TRAX is the prerequisite loud, with one or more DJs whenever it's open. Strobe and colored lights add ambience to the darkened room. Pool tables line one end of the large space and a concession area the other. Air hockey is available, and soon, video and other games will be set up in the large hallways.

The club has a strict zero tolerance policy for alcohol and drugs, and during the Friday night high-school-only event, once teens enter, they must stay for the duration, or if they leave, they cannot return that night. The parking lot also is patrolled, Dave said.

Saturday nights are age 18 and up, and both nights feature a variety of DJs. After the first of the year, Dave said, the club will feature live bands.

Cover charge for both nights is $10, but during December, girls get in free.

The three said many local people and businesses have helped them get TRAX off the ground, including Dave Corbett of Crazy Horse Development, Ron and Pam Norwood, Sherwyn Williams Paint, B&W Alarms, Laurie Roberts of Good Intentions, Renee Hubbard who created the Facebook page and promotional flyers, Stepping Stones, and all of the TRAX staff.
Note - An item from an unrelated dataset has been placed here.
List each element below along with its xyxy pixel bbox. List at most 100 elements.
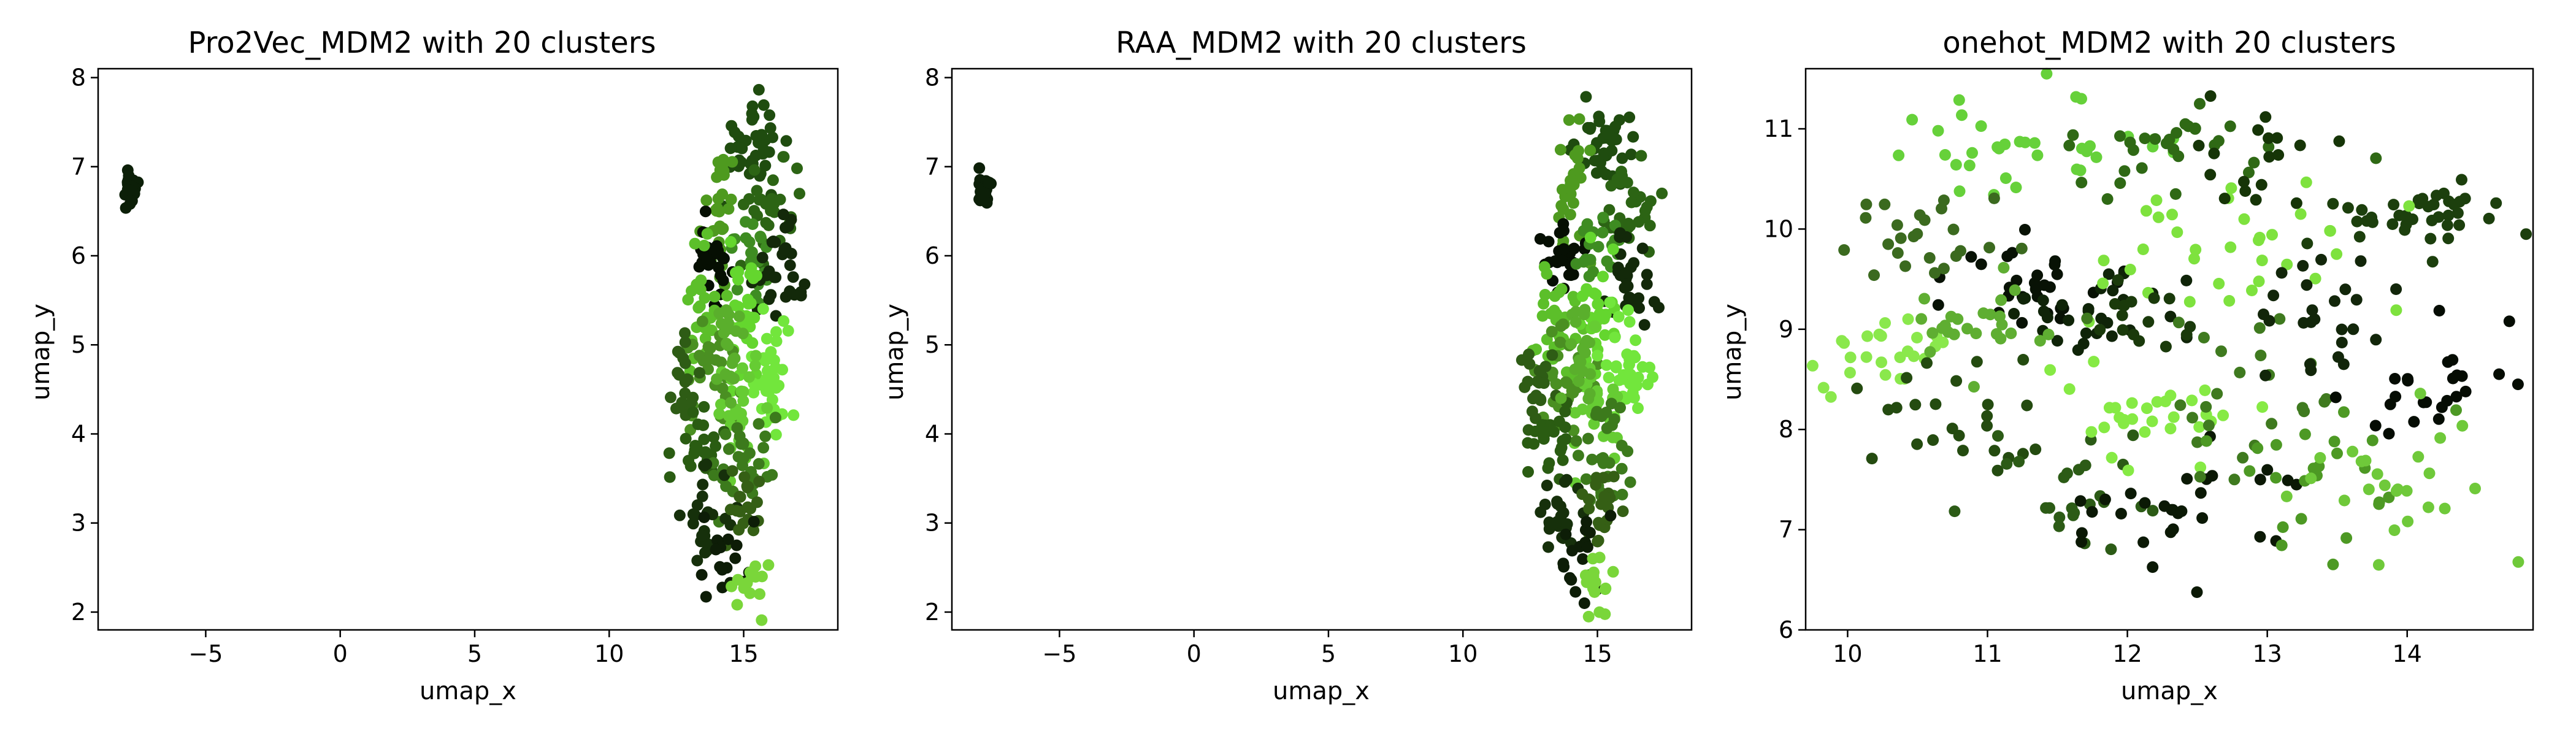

The startup has been slow so far, Dave said, but he feels it's because other such clubs have left a bad taste in people's mouths.

"Our philosophy is zero tolerance," he said. "We want it as clean as we can."

Community members are welcome to check out TRAX anytime, he said.

The club plans a non-alcohol New Year's Eve Party for all ages with presale tickets. Seven DJs will be on hand for the night.

Additionally, Dave said, the club is roomy and nice enough to host weddings or other large parties.